Questa mattina a Ferrara è stato identificato il cadavere carbonizzato di una donna rinvenuto in un cascinale due giorni fa.
Abbiamo appreso con sgomento e rabbia estrema che l’ennesima donna uccisa è la sorella di un militante storico del SI COBAS di Bologna, Mohamed Gharib, tra i più attivi e combattivi della nostra organizzazione.
Il copione è lo stesso di sempre: una donna lascia il suo convivente, lo denuncia per molestie nei confronti della figlia; vengono applicate le misure restrittive di rito, ma questo non impedisce all’uomo di continuare a molestare la ex compagna.
Così, aspettando la giustizia che non fa il suo corso, viene brutalmente ammazzata dal padrone della sua vita e della sua morte.
Due bambine sono adesso senza madre, ma pare fortunatamente affidate al loro zio.
Nella sua tentata fuga verso la Francia, prima della cattura, l’uomo ha inviato messaggi alle sorelle di Atika (così si chiamava) ma non al fratello, rivendicando il rogo che ha avvolto per sua mano la sua ex e minacciando loro di farle fare la stessa fine appena ne avesse avuto l’opportunità.
Padre padrone, uomo padrone: non un pensiero per le bambine rimaste sole, non un’ombra di rimorso, soltanto un raccapricciante spirito di vendetta verso le donne.
La stampa nostrana, compiacente e intrisa di propaganda patriarcale, del resto non si sforza e sembra quasi trasferire sul piano sociale una vendetta privata: a parte sottolineare in modo compulsivo che la donna assassinata è marocchina, così come l’uomo che ha compiuto il gesto brutale, non c’è approfondimento, quasi a derubricare il fatto come un brutto episodio di cronaca nera che vede coinvolta una donna straniera e il suo ex convivente straniero anch’esso.

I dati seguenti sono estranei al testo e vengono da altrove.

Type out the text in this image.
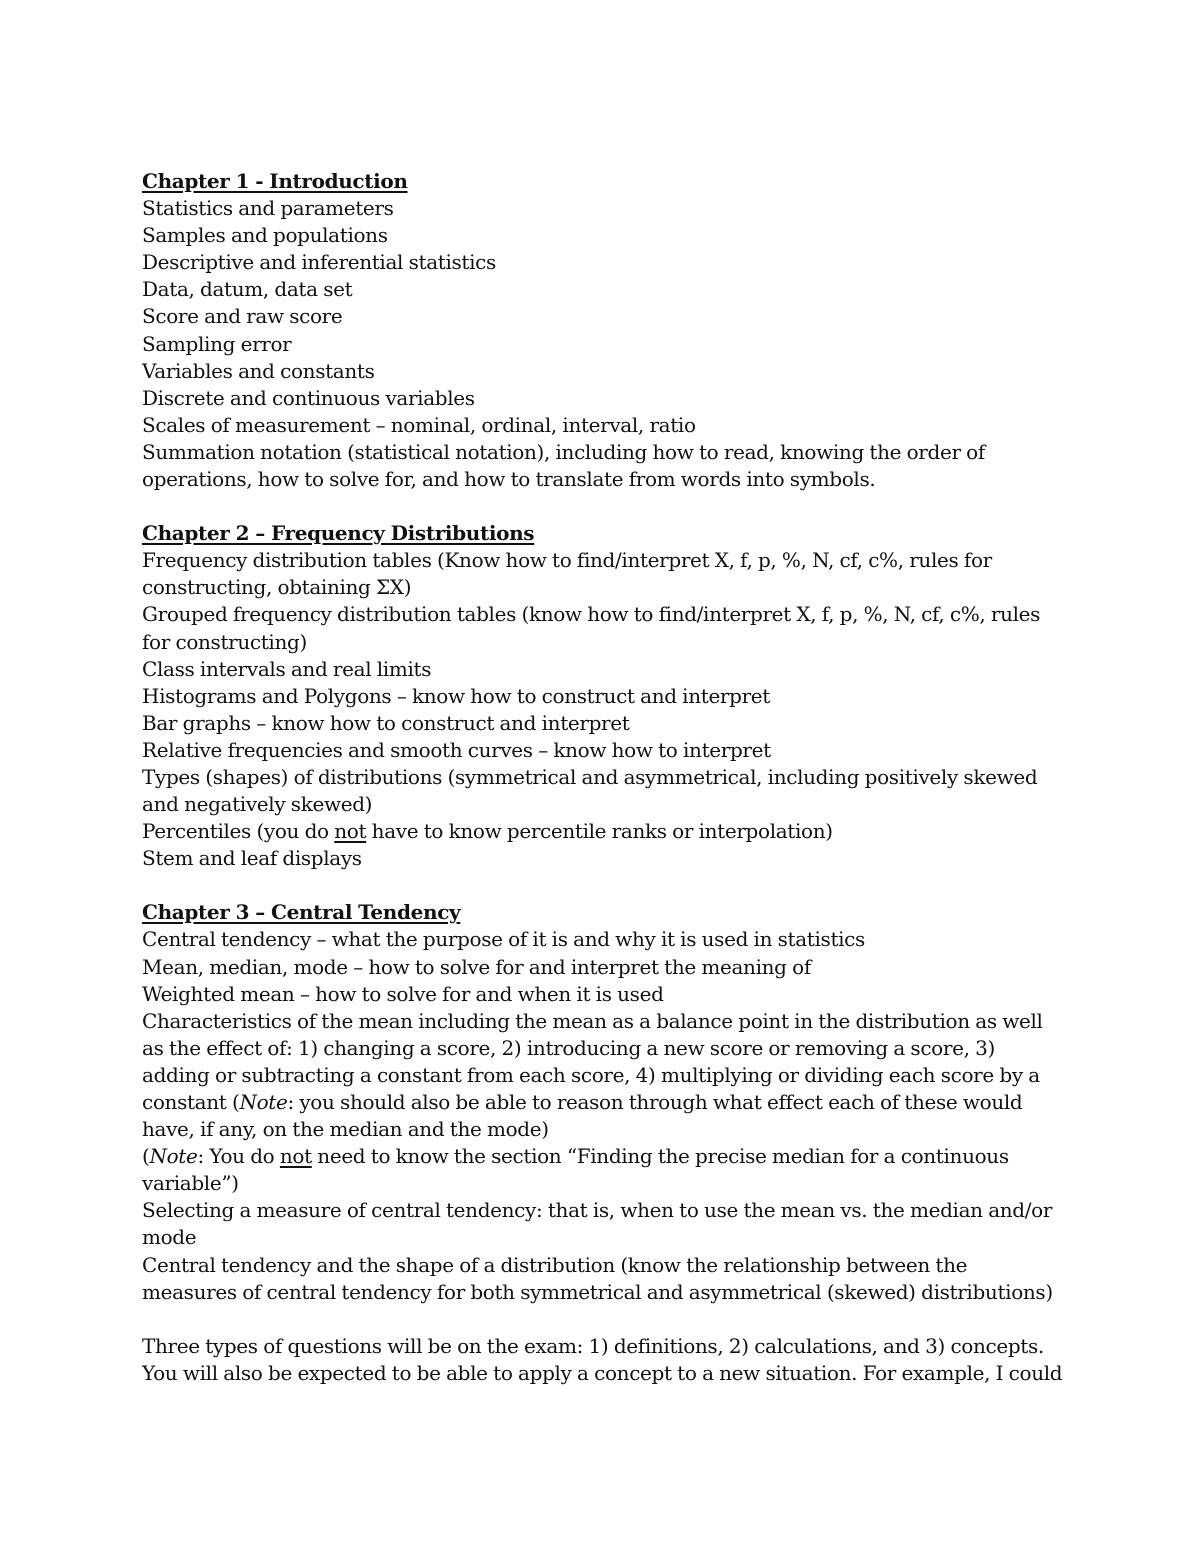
Chapter 1 - Introduction
Statistics and parameters
Samples and populations
Descriptive and inferential statistics
Data, datum, data set
Score and raw score
Sampling error
Variables and constants
Discrete and continuous variables
Scales of measurement – nominal, ordinal, interval, ratio
Summation notation (statistical notation), including how to read, knowing the order of operations, how to solve for, and how to translate from words into symbols.
Chapter 2 – Frequency Distributions
Frequency distribution tables (Know how to find/interpret X, f, p, %, N, cf, c%, rules for constructing, obtaining ΣX)
Grouped frequency distribution tables (know how to find/interpret X, f, p, %, N, cf, c%, rules for constructing)
Class intervals and real limits
Histograms and Polygons – know how to construct and interpret
Bar graphs – know how to construct and interpret
Relative frequencies and smooth curves – know how to interpret
Types (shapes) of distributions (symmetrical and asymmetrical, including positively skewed and negatively skewed)
Percentiles (you do not have to know percentile ranks or interpolation)
Stem and leaf displays
Chapter 3 – Central Tendency
Central tendency – what the purpose of it is and why it is used in statistics
Mean, median, mode – how to solve for and interpret the meaning of
Weighted mean – how to solve for and when it is used
Characteristics of the mean including the mean as a balance point in the distribution as well as the effect of: 1) changing a score, 2) introducing a new score or removing a score, 3) adding or subtracting a constant from each score, 4) multiplying or dividing each score by a constant (Note: you should also be able to reason through what effect each of these would have, if any, on the median and the mode)
(Note: You do not need to know the section “Finding the precise median for a continuous variable”)
Selecting a measure of central tendency: that is, when to use the mean vs. the median and/or mode
Central tendency and the shape of a distribution (know the relationship between the measures of central tendency for both symmetrical and asymmetrical (skewed) distributions)
Three types of questions will be on the exam: 1) definitions, 2) calculations, and 3) concepts. You will also be expected to be able to apply a concept to a new situation. For example, I could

Quasi a far passare il messaggio che tutto sommato si è trattata di una questione tra due marocchini retrogradi!
Ma basta leggere le cronache nostrane per capire che così non è, che la pratica è ampiamente diffusa anche e soprattutto nell’Occidente civilizzato: dall’inizio dell’anno ne state uccise 120 solo in Italia.
Si sottolinea anche che la donna “spesso frequentava la zona del fienile, ma cosa significa?
Che se l’è andata a cercare, la morte, perché era una poco di buono?
Che andava lì perché era una puttana?
Per qualunque ragione andasse nel fienile, Atika avrebbe avuto tutto il diritto di vivere!
Atika era una donna onesta, che lavorava in casa e cresceva con fatica e dignità due figlie, vessata da un uomo di cui aveva denunciato gli abusi.
Nessuno l’ha protetta salvo i suoi familiari per quel che hanno potuto.
Qualcuno disse tempo fa che la condizione femminile, asservita al sistema patriarcale di più antica data, continua a far parte dei rapporti servili specifici della società capitalistica e che la civiltà si misura sulla base delle condizioni di vita e di emancipazione dell’infanzia e delle donne.
La realtà continua a raccontarci che la barbarie è in atto, che i gesti individuali sono sostenuti dalla propaganda becera che vuole uomini e donne schiavi dei rapporti servili, che vuole soprattutto la donna triplamente schiava, dei rapporti di lavoro, dei rapporti familiari-patriarcali e sostitutivi di quel welfare che si continua a tagliare e, magari, se immigrata e ricattata, da uno sfruttamento in più.
Gharib, questo Sindacato ha il tuo dolore e la tua rabbia, e continuerà a difendere l’orgoglio di tua sorella, delle tue nipoti e delle tante lavoratrici che lottano ogni giorno davanti ai cancelli con la combattività che solo noi sappiamo.
Con gli scioperi come quello che solo noi abbiamo fortemente sostenuto l’8 marzo, e con ogni mezzo che si renderà necessario, a difesa delle donne.